The Dollar-Gold Relationship
Anyone who follows the gold and currency markets closely will realise that the US$ gold price and the Dollar Index generally trend in opposite directions; or, to put it another way, that the US$ gold price and the Swiss Franc generally trend in the same direction. This reciprocal relationship between gold and the dollar is often not evident on a daily or weekly basis, but is almost always evident during periods of 12 months or longer.
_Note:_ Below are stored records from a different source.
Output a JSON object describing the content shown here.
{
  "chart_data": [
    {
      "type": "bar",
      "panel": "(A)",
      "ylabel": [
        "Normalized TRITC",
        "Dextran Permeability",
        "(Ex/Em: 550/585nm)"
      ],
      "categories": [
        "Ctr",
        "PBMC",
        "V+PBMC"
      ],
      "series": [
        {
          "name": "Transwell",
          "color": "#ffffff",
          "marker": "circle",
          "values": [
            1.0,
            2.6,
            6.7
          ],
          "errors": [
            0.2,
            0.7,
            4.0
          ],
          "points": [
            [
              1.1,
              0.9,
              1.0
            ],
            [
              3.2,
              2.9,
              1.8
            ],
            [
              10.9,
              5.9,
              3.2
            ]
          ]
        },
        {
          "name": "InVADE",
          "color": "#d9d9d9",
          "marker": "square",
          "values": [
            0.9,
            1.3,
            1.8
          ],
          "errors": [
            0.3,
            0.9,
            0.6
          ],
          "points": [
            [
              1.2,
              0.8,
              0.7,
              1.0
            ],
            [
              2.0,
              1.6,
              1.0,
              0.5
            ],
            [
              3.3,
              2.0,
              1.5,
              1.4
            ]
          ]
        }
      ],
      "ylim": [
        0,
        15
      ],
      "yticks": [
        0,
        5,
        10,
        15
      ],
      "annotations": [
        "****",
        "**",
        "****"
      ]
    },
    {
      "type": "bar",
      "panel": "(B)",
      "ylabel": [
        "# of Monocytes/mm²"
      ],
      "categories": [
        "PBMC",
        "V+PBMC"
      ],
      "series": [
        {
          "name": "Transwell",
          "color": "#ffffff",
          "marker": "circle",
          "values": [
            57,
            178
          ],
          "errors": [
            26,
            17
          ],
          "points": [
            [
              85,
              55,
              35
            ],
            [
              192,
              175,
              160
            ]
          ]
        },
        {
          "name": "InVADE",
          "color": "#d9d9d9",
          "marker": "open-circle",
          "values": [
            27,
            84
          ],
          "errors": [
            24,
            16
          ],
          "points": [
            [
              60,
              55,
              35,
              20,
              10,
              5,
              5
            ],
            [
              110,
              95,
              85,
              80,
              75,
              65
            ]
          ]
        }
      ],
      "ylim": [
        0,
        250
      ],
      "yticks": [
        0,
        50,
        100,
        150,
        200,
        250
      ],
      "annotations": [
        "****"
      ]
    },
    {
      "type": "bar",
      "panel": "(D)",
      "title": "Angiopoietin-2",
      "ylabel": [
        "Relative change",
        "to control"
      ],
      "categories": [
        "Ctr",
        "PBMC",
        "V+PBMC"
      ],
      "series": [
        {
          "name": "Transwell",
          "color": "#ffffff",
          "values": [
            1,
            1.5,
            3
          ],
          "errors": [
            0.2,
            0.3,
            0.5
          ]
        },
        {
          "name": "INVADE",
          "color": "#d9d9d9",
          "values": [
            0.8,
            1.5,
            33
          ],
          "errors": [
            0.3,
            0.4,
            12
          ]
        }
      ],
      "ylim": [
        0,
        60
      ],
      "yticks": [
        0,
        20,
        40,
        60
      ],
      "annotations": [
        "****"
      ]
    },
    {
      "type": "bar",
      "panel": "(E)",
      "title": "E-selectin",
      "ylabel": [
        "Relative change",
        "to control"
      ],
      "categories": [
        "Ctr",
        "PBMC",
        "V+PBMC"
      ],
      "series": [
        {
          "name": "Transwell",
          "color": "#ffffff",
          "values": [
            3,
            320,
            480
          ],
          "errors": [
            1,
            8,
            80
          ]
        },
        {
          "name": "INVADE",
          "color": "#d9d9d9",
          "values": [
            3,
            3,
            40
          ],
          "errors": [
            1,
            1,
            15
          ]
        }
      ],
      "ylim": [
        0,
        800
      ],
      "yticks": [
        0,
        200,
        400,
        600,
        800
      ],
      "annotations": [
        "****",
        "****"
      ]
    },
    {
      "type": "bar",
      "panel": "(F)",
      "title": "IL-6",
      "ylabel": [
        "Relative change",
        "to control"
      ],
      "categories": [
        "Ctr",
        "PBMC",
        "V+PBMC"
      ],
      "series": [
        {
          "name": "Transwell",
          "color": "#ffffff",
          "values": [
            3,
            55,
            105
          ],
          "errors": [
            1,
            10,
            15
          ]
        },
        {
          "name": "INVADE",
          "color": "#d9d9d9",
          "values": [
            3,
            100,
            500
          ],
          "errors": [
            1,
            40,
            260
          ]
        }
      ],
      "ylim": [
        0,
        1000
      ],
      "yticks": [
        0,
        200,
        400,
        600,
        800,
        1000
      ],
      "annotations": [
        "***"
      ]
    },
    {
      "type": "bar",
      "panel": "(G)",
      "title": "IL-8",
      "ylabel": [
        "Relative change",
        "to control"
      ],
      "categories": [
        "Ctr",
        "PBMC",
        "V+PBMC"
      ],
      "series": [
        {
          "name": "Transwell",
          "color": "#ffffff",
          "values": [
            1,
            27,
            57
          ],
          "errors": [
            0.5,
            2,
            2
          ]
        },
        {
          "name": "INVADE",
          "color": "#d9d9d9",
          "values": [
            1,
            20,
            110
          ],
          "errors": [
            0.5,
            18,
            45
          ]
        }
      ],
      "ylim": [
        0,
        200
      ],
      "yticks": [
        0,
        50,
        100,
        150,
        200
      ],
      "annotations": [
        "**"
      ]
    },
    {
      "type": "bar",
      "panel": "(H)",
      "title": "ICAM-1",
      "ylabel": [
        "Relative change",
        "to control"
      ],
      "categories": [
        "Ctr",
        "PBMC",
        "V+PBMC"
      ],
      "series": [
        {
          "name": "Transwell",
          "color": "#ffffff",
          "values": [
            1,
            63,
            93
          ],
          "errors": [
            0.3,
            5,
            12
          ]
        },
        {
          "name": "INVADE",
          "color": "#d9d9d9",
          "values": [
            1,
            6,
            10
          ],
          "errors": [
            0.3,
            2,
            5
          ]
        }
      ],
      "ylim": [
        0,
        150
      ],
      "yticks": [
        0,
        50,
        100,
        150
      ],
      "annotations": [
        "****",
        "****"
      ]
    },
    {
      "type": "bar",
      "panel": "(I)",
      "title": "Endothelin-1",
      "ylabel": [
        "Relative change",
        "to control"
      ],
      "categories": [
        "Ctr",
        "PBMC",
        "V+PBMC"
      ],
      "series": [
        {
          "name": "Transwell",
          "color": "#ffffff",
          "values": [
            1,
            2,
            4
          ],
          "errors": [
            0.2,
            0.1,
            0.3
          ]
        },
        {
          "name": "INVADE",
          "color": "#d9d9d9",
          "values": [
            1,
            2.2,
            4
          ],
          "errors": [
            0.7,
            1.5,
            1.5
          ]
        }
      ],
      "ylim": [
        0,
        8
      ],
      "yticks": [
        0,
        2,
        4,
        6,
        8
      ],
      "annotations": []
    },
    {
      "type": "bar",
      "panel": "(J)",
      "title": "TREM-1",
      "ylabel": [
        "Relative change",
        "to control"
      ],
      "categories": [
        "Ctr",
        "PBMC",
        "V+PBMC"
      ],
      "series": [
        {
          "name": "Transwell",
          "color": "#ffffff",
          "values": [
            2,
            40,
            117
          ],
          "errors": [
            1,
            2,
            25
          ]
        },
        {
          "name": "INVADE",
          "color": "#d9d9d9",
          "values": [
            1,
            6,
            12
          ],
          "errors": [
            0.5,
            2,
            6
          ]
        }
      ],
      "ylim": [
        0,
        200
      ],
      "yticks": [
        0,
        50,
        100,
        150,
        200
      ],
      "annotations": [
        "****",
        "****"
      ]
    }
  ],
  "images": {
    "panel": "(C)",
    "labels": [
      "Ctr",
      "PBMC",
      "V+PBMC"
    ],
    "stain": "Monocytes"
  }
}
The reason that gold and the dollar generally trend in opposite directions is that in one respect gold is just another currency. It is no longer money in the true meaning of the word, but it tends to trade as if it were. As a result, when the dollar weakens on the foreign exchange market over an extended period then the US$ gold price will generally rise during the same period; and when the dollar strengthens over many months the US$ gold price will usually fall. There are, of course, leads and lags and there's no reason to expect that percentage changes in one will be accompanied by equal-and-opposite percentage changes in the other, but when charts of the dollar and gold are compared it quickly becomes apparent that the two have been inversely correlated since the floating -- some would say sinking -- currency system came into being in the early 1970s.
In discussing the dollar-gold relationship in the above paragraphs we used the words "generally", "usually" and "tend" because over the decades there have been a few periods when gold and the dollar have NOT trended in opposite directions. One such period occurred between May and November of 2005, prompting many gold bulls to proclaim that gold had de-coupled from the dollar. However, this proved to be just a 6-month aberration within a 10-year period during which the traditional relationship was very strong.
Another period during which the traditional inverse relationship broke down was May through to December of 1993. As illustrated by the following chart, gold and the Dollar Index had a strong positive correlation during the aforementioned period.
The most pronounced divergence of all from the traditional gold-dollar relationship occurred during 1978-1980 and is clearly evident on the following chart comparison of the US$ gold price and the Swiss Franc (the SF/US$ exchange rate). The chart shows that the best gold rally of the past 100 years -- a rally that took the gold price from $200/oz to $800/oz in the space of just 14 months -- occurred while the US$ traded sideways relative to the Swiss Franc. In this case, gold was not driven upward by weakness in the US$ relative to other paper currencies, but, instead, by fears that the world's monetary system was coming apart at the seams. There was a mass exodus from all paper currencies and one of the main beneficiaries was the substance that had invariably been chosen by the market to perform the role of money during those historical periods when it had been free to choose.
We suspect that gold's best gains during the current secular bull market will ultimately come in response to the same sorts of fears that led to the dramatic 1978-1980 price surge. In any case, the point we really wanted to make is that gold never actually de-couples from the currency market because the investment demand for gold -- the only thing that really matters as far as gold's intermediate- and long-term price trends are concerned -- is inexorably linked to what's happening to the official currencies. Most of the time gold responds to trends in the dollar's foreign exchange value, but there are also times when it responds to changes in the general level of confidence in paper money regardless of whether the US$ happens to be a relatively weak or a relatively strong currency.